In The Voyage of the Dawn Treader, C.S. Lewis paints a powerful picture of what it sometimes feels like to confess those sins and shortcomings that cause us deep shame. Eustace was a boy who, out of greed, traded his innocence to steal a dragon’s treasure. When he awoke, he found himself covered in dragon skin (a not-so-thinly veiled reference to Adam and Eve’s fig leaves). Ashamed of what he did, he tried repeatedly to peel off the skin, but to no avail. Whatever parts he tore off grew right back. Finally, Eustace came to Aslan, the lion who is Lewis’ representation of Jesus in these Chronicles of Narnia:

 

Then the lion said—but I don’t know if it spoke—“You will have to let me undress you.” I was afraid of his claws, I can tell you, but I was pretty nearly desperate now. So I just lay flat down on my back to let him do it.

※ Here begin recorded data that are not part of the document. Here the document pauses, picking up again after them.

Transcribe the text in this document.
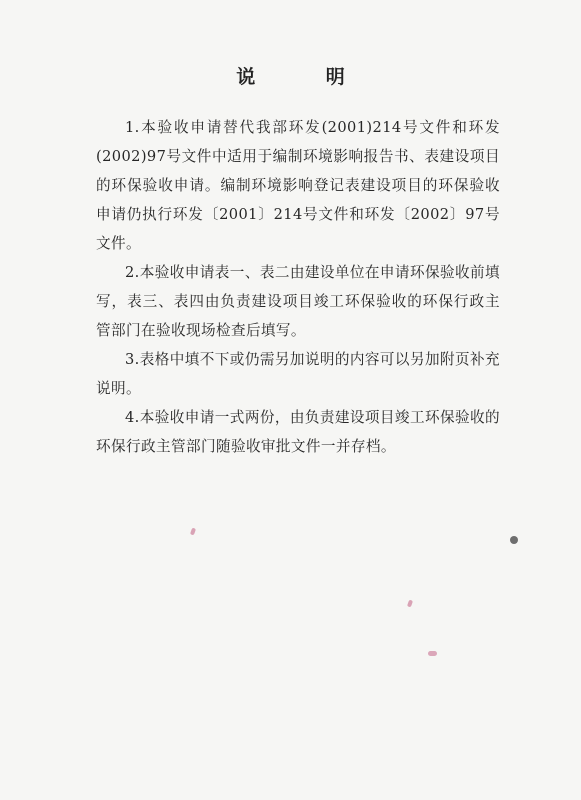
说 明

1.本验收申请替代我部环发(2001)214号文件和环发(2002)97号文件中适用于编制环境影响报告书、表建设项目的环保验收申请。编制环境影响登记表建设项目的环保验收申请仍执行环发〔2001〕214号文件和环发〔2002〕97号文件。

2.本验收申请表一、表二由建设单位在申请环保验收前填写，表三、表四由负责建设项目竣工环保验收的环保行政主管部门在验收现场检查后填写。

3.表格中填不下或仍需另加说明的内容可以另加附页补充说明。

4.本验收申请一式两份，由负责建设项目竣工环保验收的环保行政主管部门随验收审批文件一并存档。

The very first tear he made was so deep that I thought it had gone right into my heart. And when he began pulling the skin off, it hurt worse than anything I’ve ever felt. The only thing that made me able to bear it was just the pleasure of feeling the stuff peel off. You know—if you’ve ever picked the scab of a sore place. It hurts like billy-oh but it is such fun to see it coming away…

Well, he peeled the beastly stuff right off—just as I thought I’d done it myself the other three times, only they hadn’t hurt—and there it was lying on the grass: only ever so much thicker, and darker, and more knobbly-looking than the others had been. And there was I as smooth and soft as a peeled switch and smaller than I had been. Then he caught hold of me—I didn’t like that much for I was very tender underneath now that I’d no skin on—and threw me into the water. It smarted like anything but only for a moment. After that it became perfectly delicious and as soon as I started swimming and splashing I found that all the pain had gone from my arm. And then I saw why. I’d turned into a boy again.

 

What a striking image of sin and grace! We cannot simply clean ourselves up as we wish we could; we need a savior to do the deepest work in us.

 

I truly resonate with this story. It’s exactly how confession feels at times. A bit scary. A bit painful. A bit vulnerable. But ahh, the “delicious” love of God that conquers all and leads to freedom! “Perfect love drives out fear” (1 John 4:18). We all have some hardened layers from the wounds of sin. We all need to let God undress us sometimes. Standing before him naked and without shame, we can rediscover the riches of his love and our deepest identity as his beloved children. We can become ourselves again.